Women given a short prison term now have to be handed over to private companies to supervise them for a year after their release. This didn’t happen until Grayling unnecessarily added it to everyone given a short prison sentence. Some will argue that it was introduced to help and support women, and men, but as I far as I can see it is doing neither, it just punishes them for longer and sets them up to fail. We are already seeing hundreds of people being returned to prison for failing to obey the strictures imposed by the community rehabilitation companies (there is an oxymoron for you).

Many more women are given a community sentence but they too are being failed.

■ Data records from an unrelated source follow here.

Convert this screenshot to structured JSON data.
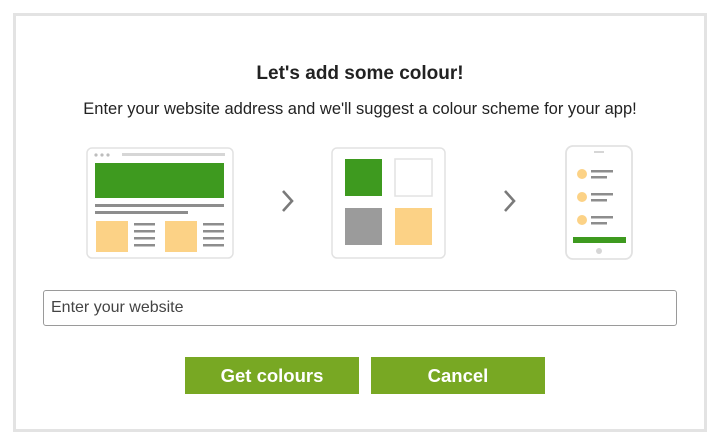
{
  "dialog": {
    "title": "Let's add some colour!",
    "subtitle": "Enter your website address and we'll suggest a colour scheme for your app!"
  },
  "illustrations": {
    "website_mockup": "website-mockup-icon",
    "palette": "colour-palette-icon",
    "phone": "phone-app-icon",
    "arrow": "chevron-right-icon"
  },
  "colors": {
    "green": "#3e9a1f",
    "peach": "#fcd286",
    "gray": "#9b9b9b",
    "button": "#78a823",
    "line": "#8d8d8d"
  },
  "input": {
    "placeholder": "Enter your website",
    "value": ""
  },
  "buttons": {
    "get_colours": "Get colours",
    "cancel": "Cancel"
  }
}
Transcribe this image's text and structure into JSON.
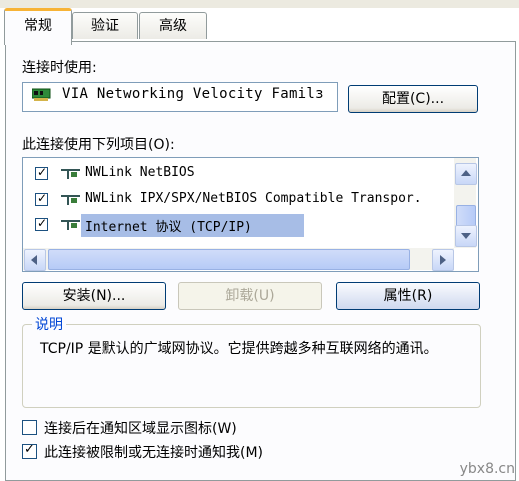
{
  "tabs": [
    {
      "label": "常规",
      "active": true
    },
    {
      "label": "验证",
      "active": false
    },
    {
      "label": "高级",
      "active": false
    }
  ],
  "connect_using_label": "连接时使用:",
  "adapter_name": "VIA Networking Velocity Familз",
  "configure_button": "配置(C)...",
  "components_label": "此连接使用下列项目(O):",
  "components": [
    {
      "label": "NWLink NetBIOS",
      "checked": true,
      "selected": false
    },
    {
      "label": "NWLink IPX/SPX/NetBIOS Compatible Transpor.",
      "checked": true,
      "selected": false
    },
    {
      "label": "Internet 协议 (TCP/IP)",
      "checked": true,
      "selected": true
    }
  ],
  "buttons": {
    "install": "安装(N)...",
    "uninstall": "卸载(U)",
    "properties": "属性(R)"
  },
  "description": {
    "title": "说明",
    "text": "TCP/IP 是默认的广域网协议。它提供跨越多种互联网络的通讯。"
  },
  "options": [
    {
      "label": "连接后在通知区域显示图标(W)",
      "checked": false
    },
    {
      "label": "此连接被限制或无连接时通知我(M)",
      "checked": true
    }
  ],
  "watermark": "ybx8.cn",
  "colors": {
    "tab_accent": "#f7b336",
    "selection": "#a7bde6",
    "link_blue": "#0046d5"
  }
}
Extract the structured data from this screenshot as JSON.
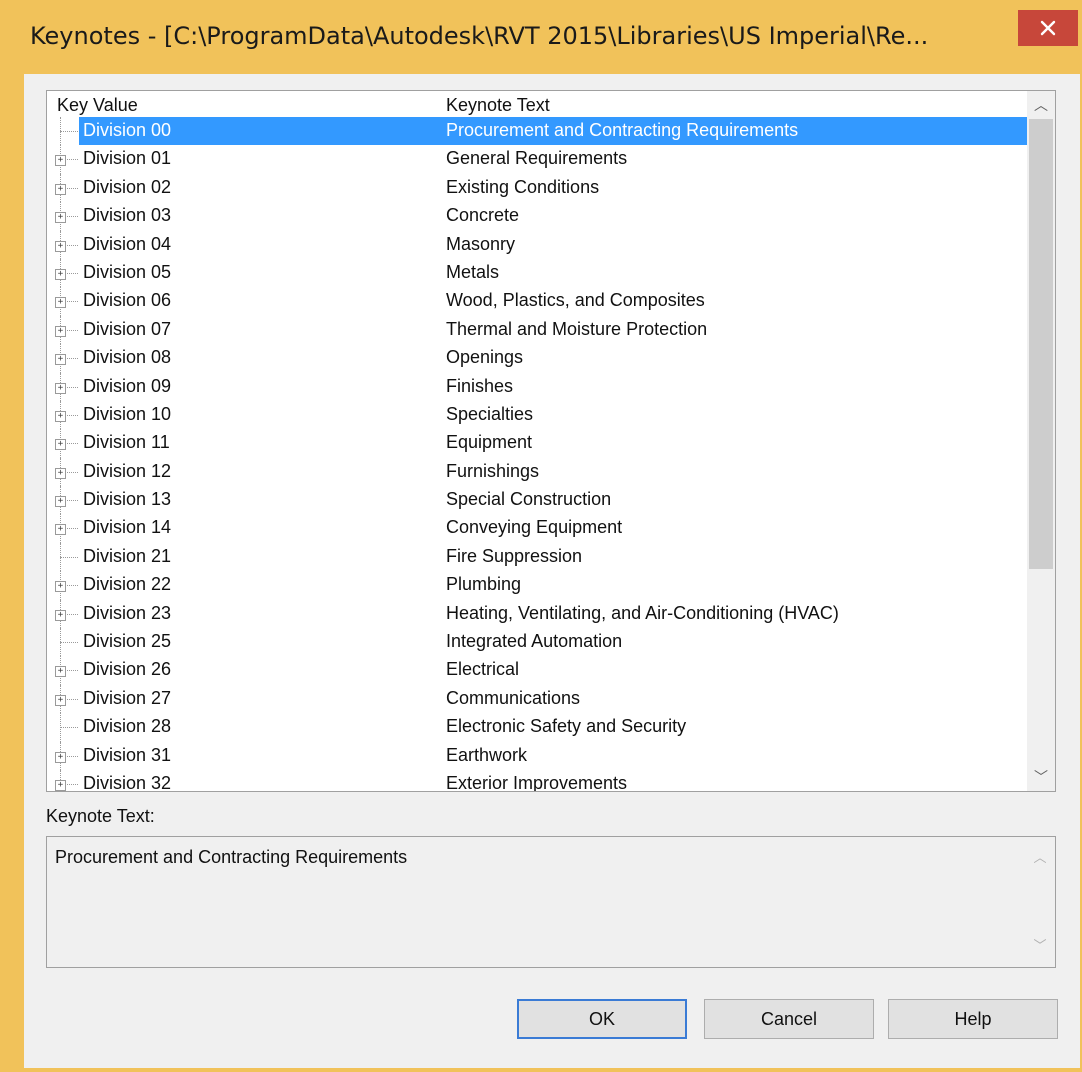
{
  "window": {
    "title": "Keynotes - [C:\\ProgramData\\Autodesk\\RVT 2015\\Libraries\\US Imperial\\Re...",
    "close_glyph": "✕",
    "frame_color": "#f1c25a",
    "close_color": "#c7473a"
  },
  "tree": {
    "headers": {
      "key": "Key Value",
      "text": "Keynote Text"
    },
    "selection_color": "#3399ff",
    "rows": [
      {
        "key": "Division 00",
        "text": "Procurement and Contracting Requirements",
        "expandable": false,
        "selected": true
      },
      {
        "key": "Division 01",
        "text": "General Requirements",
        "expandable": true
      },
      {
        "key": "Division 02",
        "text": "Existing Conditions",
        "expandable": true
      },
      {
        "key": "Division 03",
        "text": "Concrete",
        "expandable": true
      },
      {
        "key": "Division 04",
        "text": "Masonry",
        "expandable": true
      },
      {
        "key": "Division 05",
        "text": "Metals",
        "expandable": true
      },
      {
        "key": "Division 06",
        "text": "Wood, Plastics, and Composites",
        "expandable": true
      },
      {
        "key": "Division 07",
        "text": "Thermal and Moisture Protection",
        "expandable": true
      },
      {
        "key": "Division 08",
        "text": "Openings",
        "expandable": true
      },
      {
        "key": "Division 09",
        "text": "Finishes",
        "expandable": true
      },
      {
        "key": "Division 10",
        "text": "Specialties",
        "expandable": true
      },
      {
        "key": "Division 11",
        "text": "Equipment",
        "expandable": true
      },
      {
        "key": "Division 12",
        "text": "Furnishings",
        "expandable": true
      },
      {
        "key": "Division 13",
        "text": "Special Construction",
        "expandable": true
      },
      {
        "key": "Division 14",
        "text": "Conveying Equipment",
        "expandable": true
      },
      {
        "key": "Division 21",
        "text": "Fire Suppression",
        "expandable": false
      },
      {
        "key": "Division 22",
        "text": "Plumbing",
        "expandable": true
      },
      {
        "key": "Division 23",
        "text": "Heating, Ventilating, and Air-Conditioning (HVAC)",
        "expandable": true
      },
      {
        "key": "Division 25",
        "text": "Integrated Automation",
        "expandable": false
      },
      {
        "key": "Division 26",
        "text": "Electrical",
        "expandable": true
      },
      {
        "key": "Division 27",
        "text": "Communications",
        "expandable": true
      },
      {
        "key": "Division 28",
        "text": "Electronic Safety and Security",
        "expandable": false
      },
      {
        "key": "Division 31",
        "text": "Earthwork",
        "expandable": true
      },
      {
        "key": "Division 32",
        "text": "Exterior Improvements",
        "expandable": true
      }
    ],
    "scroll_up_glyph": "︿",
    "scroll_down_glyph": "﹀"
  },
  "detail": {
    "label": "Keynote Text:",
    "value": "Procurement and Contracting Requirements"
  },
  "buttons": {
    "ok": "OK",
    "cancel": "Cancel",
    "help": "Help"
  }
}
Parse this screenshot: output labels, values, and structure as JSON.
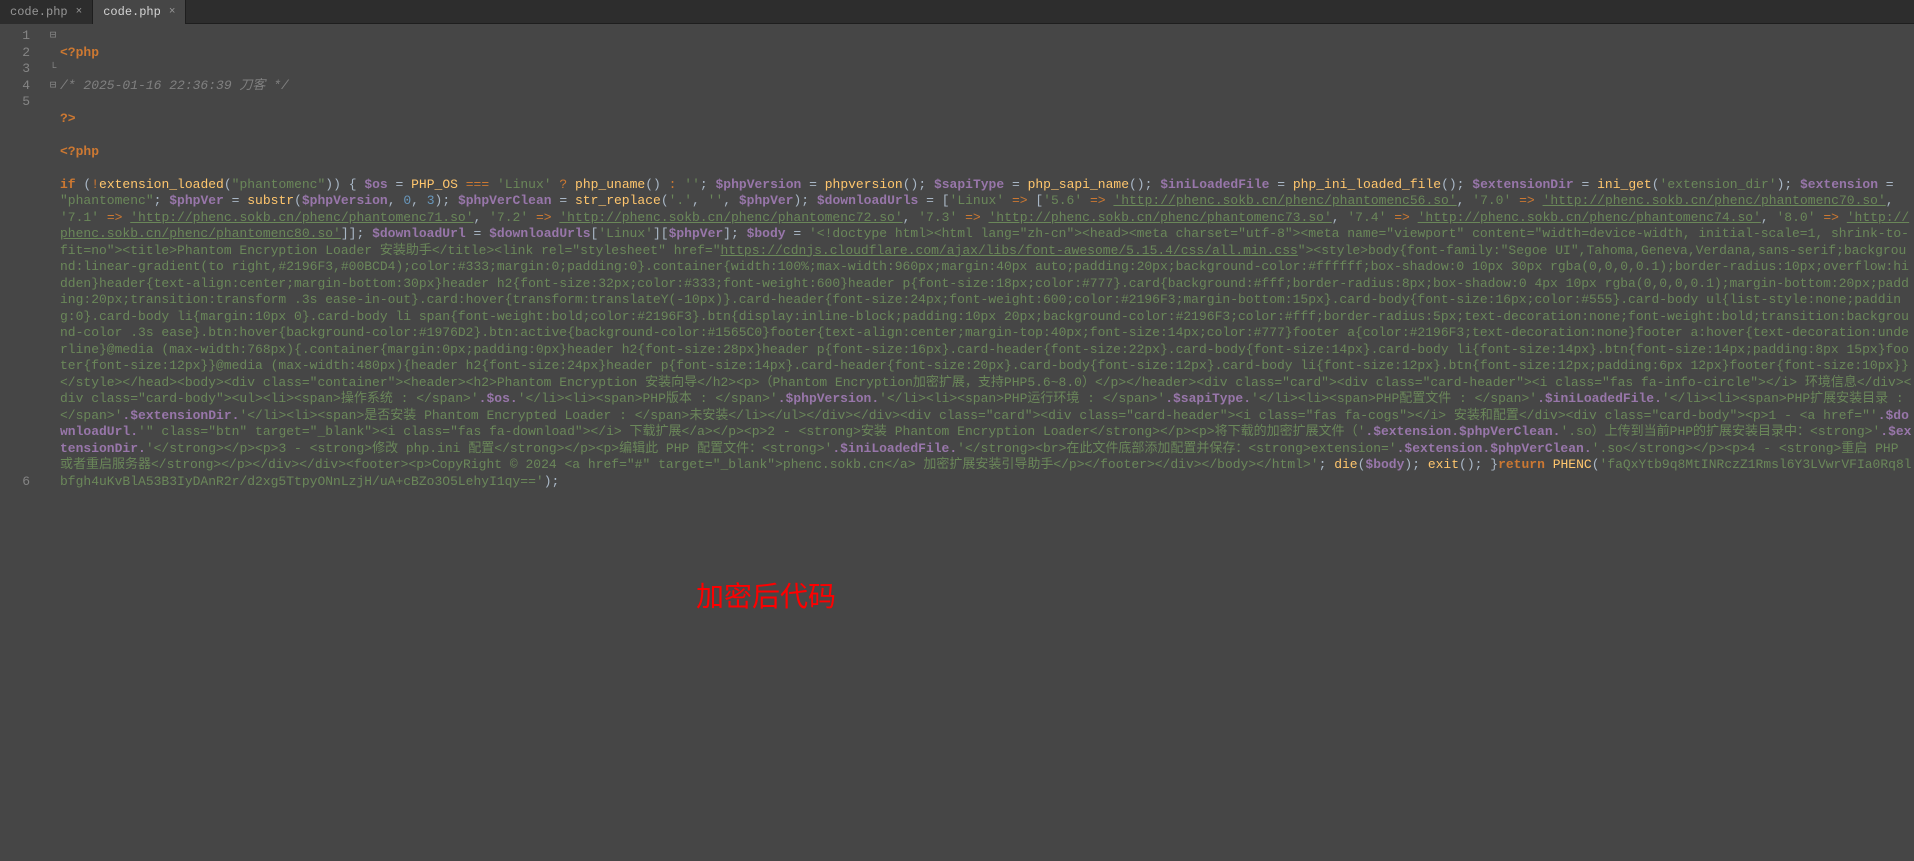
{
  "tabs": [
    {
      "name": "code.php",
      "active": false
    },
    {
      "name": "code.php",
      "active": true
    }
  ],
  "lines": [
    "1",
    "2",
    "3",
    "4",
    "5",
    "6"
  ],
  "caption": "加密后代码",
  "code": {
    "l1_tag": "<?php",
    "l2_comment": "/* 2025-01-16 22:36:39 刀客 */",
    "l3_tag": "?>",
    "l4_tag": "<?php",
    "l5": {
      "if": "if",
      "not": "!",
      "fn1": "extension_loaded",
      "s1": "\"phantomenc\"",
      "var_os": "$os",
      "php_os": "PHP_OS",
      "eqeq": "===",
      "s_linux": "'Linux'",
      "q": "?",
      "fn_uname": "php_uname",
      "colon": ":",
      "s_empty": "''",
      "var_phpver": "$phpVersion",
      "fn_phpver": "phpversion",
      "var_sapi": "$sapiType",
      "fn_sapi": "php_sapi_name",
      "var_ini": "$iniLoadedFile",
      "fn_ini": "php_ini_loaded_file",
      "var_extdir": "$extensionDir",
      "fn_iniget": "ini_get",
      "s_extdir": "'extension_dir'",
      "var_ext": "$extension",
      "s_phantomenc": "\"phantomenc\"",
      "var_phpv": "$phpVer",
      "fn_substr": "substr",
      "n0": "0",
      "n3": "3",
      "var_clean": "$phpVerClean",
      "fn_replace": "str_replace",
      "s_dot": "'.'",
      "s_e2": "''",
      "var_urls": "$downloadUrls",
      "s_linux2": "'Linux'",
      "arrow": "=>",
      "s56": "'5.6'",
      "u56": "'http://phenc.sokb.cn/phenc/phantomenc56.so'",
      "s70": "'7.0'",
      "u70": "'http://phenc.sokb.cn/phenc/phantomenc70.so'",
      "s71": "'7.1'",
      "u71": "'http://phenc.sokb.cn/phenc/phantomenc71.so'",
      "s72": "'7.2'",
      "u72": "'http://phenc.sokb.cn/phenc/phantomenc72.so'",
      "s73": "'7.3'",
      "u73": "'http://phenc.sokb.cn/phenc/phantomenc73.so'",
      "s74": "'7.4'",
      "u74": "'http://phenc.sokb.cn/phenc/phantomenc74.so'",
      "s80": "'8.0'",
      "u80": "'http://phenc.sokb.cn/phenc/phantomenc80.so'",
      "var_durl": "$downloadUrl",
      "var_body": "$body",
      "html1": "'<!doctype html><html lang=\"zh-cn\"><head><meta charset=\"utf-8\"><meta name=\"viewport\" content=\"width=device-width, initial-scale=1, shrink-to-fit=no\"><title>Phantom Encryption Loader 安装助手</title><link rel=\"stylesheet\" href=\"",
      "cdn": "https://cdnjs.cloudflare.com/ajax/libs/font-awesome/5.15.4/css/all.min.css",
      "html2": "\"><style>body{font-family:\"Segoe UI\",Tahoma,Geneva,Verdana,sans-serif;background:linear-gradient(to right,#2196F3,#00BCD4);color:#333;margin:0;padding:0}.container{width:100%;max-width:960px;margin:40px auto;padding:20px;background-color:#ffffff;box-shadow:0 10px 30px rgba(0,0,0,0.1);border-radius:10px;overflow:hidden}header{text-align:center;margin-bottom:30px}header h2{font-size:32px;color:#333;font-weight:600}header p{font-size:18px;color:#777}.card{background:#fff;border-radius:8px;box-shadow:0 4px 10px rgba(0,0,0,0.1);margin-bottom:20px;padding:20px;transition:transform .3s ease-in-out}.card:hover{transform:translateY(-10px)}.card-header{font-size:24px;font-weight:600;color:#2196F3;margin-bottom:15px}.card-body{font-size:16px;color:#555}.card-body ul{list-style:none;padding:0}.card-body li{margin:10px 0}.card-body li span{font-weight:bold;color:#2196F3}.btn{display:inline-block;padding:10px 20px;background-color:#2196F3;color:#fff;border-radius:5px;text-decoration:none;font-weight:bold;transition:background-color .3s ease}.btn:hover{background-color:#1976D2}.btn:active{background-color:#1565C0}footer{text-align:center;margin-top:40px;font-size:14px;color:#777}footer a{color:#2196F3;text-decoration:none}footer a:hover{text-decoration:underline}@media (max-width:768px){.container{margin:0px;padding:0px}header h2{font-size:28px}header p{font-size:16px}.card-header{font-size:22px}.card-body{font-size:14px}.card-body li{font-size:14px}.btn{font-size:14px;padding:8px 15px}footer{font-size:12px}}@media (max-width:480px){header h2{font-size:24px}header p{font-size:14px}.card-header{font-size:20px}.card-body{font-size:12px}.card-body li{font-size:12px}.btn{font-size:12px;padding:6px 12px}footer{font-size:10px}}</style></head><body><div class=\"container\"><header><h2>Phantom Encryption 安装向导</h2><p>（Phantom Encryption加密扩展，支持PHP5.6~8.0）</p></header><div class=\"card\"><div class=\"card-header\"><i class=\"fas fa-info-circle\"></i> 环境信息</div><div class=\"card-body\"><ul><li><span>操作系统 : </span>'",
      "d_os": ".$os.",
      "html3": "'</li><li><span>PHP版本 : </span>'",
      "d_pv": ".$phpVersion.",
      "html4": "'</li><li><span>PHP运行环境 : </span>'",
      "d_sapi": ".$sapiType.",
      "html5": "'</li><li><span>PHP配置文件 : </span>'",
      "d_ini": ".$iniLoadedFile.",
      "html6": "'</li><li><span>PHP扩展安装目录 : </span>'",
      "d_extdir": ".$extensionDir.",
      "html7": "'</li><li><span>是否安装 Phantom Encrypted Loader : </span>未安装</li></ul></div></div><div class=\"card\"><div class=\"card-header\"><i class=\"fas fa-cogs\"></i> 安装和配置</div><div class=\"card-body\"><p>1 - <a href=\"'",
      "d_durl": ".$downloadUrl.",
      "html8": "'\" class=\"btn\" target=\"_blank\"><i class=\"fas fa-download\"></i> 下载扩展</a></p><p>2 - <strong>安装 Phantom Encryption Loader</strong></p><p>将下载的加密扩展文件（'",
      "d_ext": ".$extension.$phpVerClean.",
      "html9": "'.so）上传到当前PHP的扩展安装目录中：<strong>'",
      "d_extdir2": ".$extensionDir.",
      "html10": "'</strong></p><p>3 - <strong>修改 php.ini 配置</strong></p><p>编辑此 PHP 配置文件：<strong>'",
      "d_ini2": ".$iniLoadedFile.",
      "html11": "'</strong><br>在此文件底部添加配置并保存：<strong>extension='",
      "d_ext2": ".$extension.$phpVerClean.",
      "html12": "'.so</strong></p><p>4 - <strong>重启 PHP 或者重启服务器</strong></p></div></div><footer><p>CopyRight © 2024 <a href=\"#\" target=\"_blank\">phenc.sokb.cn</a> 加密扩展安装引导助手</p></footer></div></body></html>'",
      "die": "die",
      "exit": "exit",
      "ret": "return",
      "phenc": "PHENC",
      "encstr": "'faQxYtb9q8MtINRczZ1Rmsl6Y3LVwrVFIa0Rq8lbfgh4uKvBlA53B3IyDAnR2r/d2xg5TtpyONnLzjH/uA+cBZo3O5LehyI1qy=='"
    }
  }
}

Baroness Corston and I went to see Simon Hughes when he was (briefly) the prisons minister to urge him to make sure that women’s centres were funded as part of the privatisation of probation. He didn’t. The consequence has been that women’s centres have had their funding cut by the private companies and some have withdrawn from delivering justice services completely because it was no longer financially viable.

I have seen a letter from the minister responsible for equalities and justice, Caroline Dinenage, clearly stating that women are being short-changed in the new landscape.

She admits that the capital coming from the sale of Holloway will not benefit women but will sink into the building of huge new prisons for men.

She admits that CRCs do not have to fund women’s centres or provide women only services. In fact, the cut-rate contracts and payment by results model pushes the CRCs to do everything on the cheap and that means getting as many people as possible processed through the system as they can. Group work is the way they do it. It is totally unsuitable, and possibly dangerous, to place a lone woman in a group of men to deal with offending behaviour which I fear is what will happen to women in rural areas and small towns where there simply are not enough women to form a group.

Anyway, group work is not appropriate for many very vulnerable women. The success of women’s centres has been to care for women as individuals. It works, as the Ministry of Justice research and evaluations show.

These years of expertise and experience of successful working with the few women who commit crimes is being lost.

The CRCs are not caring for women properly and safely; they are too expensive.

The only route out of this morass is to take women out of this structure completely.

I suggest we look at having a national system for managing women in the penal system including on community sentences. The CRCs would probably welcome having no more responsibility for managing the handful of women in their area and a national service, or the probation service, could resurrect the centres of excellence and good practice.

I would be all part of a chipping away at the muddle that is ‘Transforming Rehabilitation’ that over coming years is likely to implode anyway. Let’s rescue women first.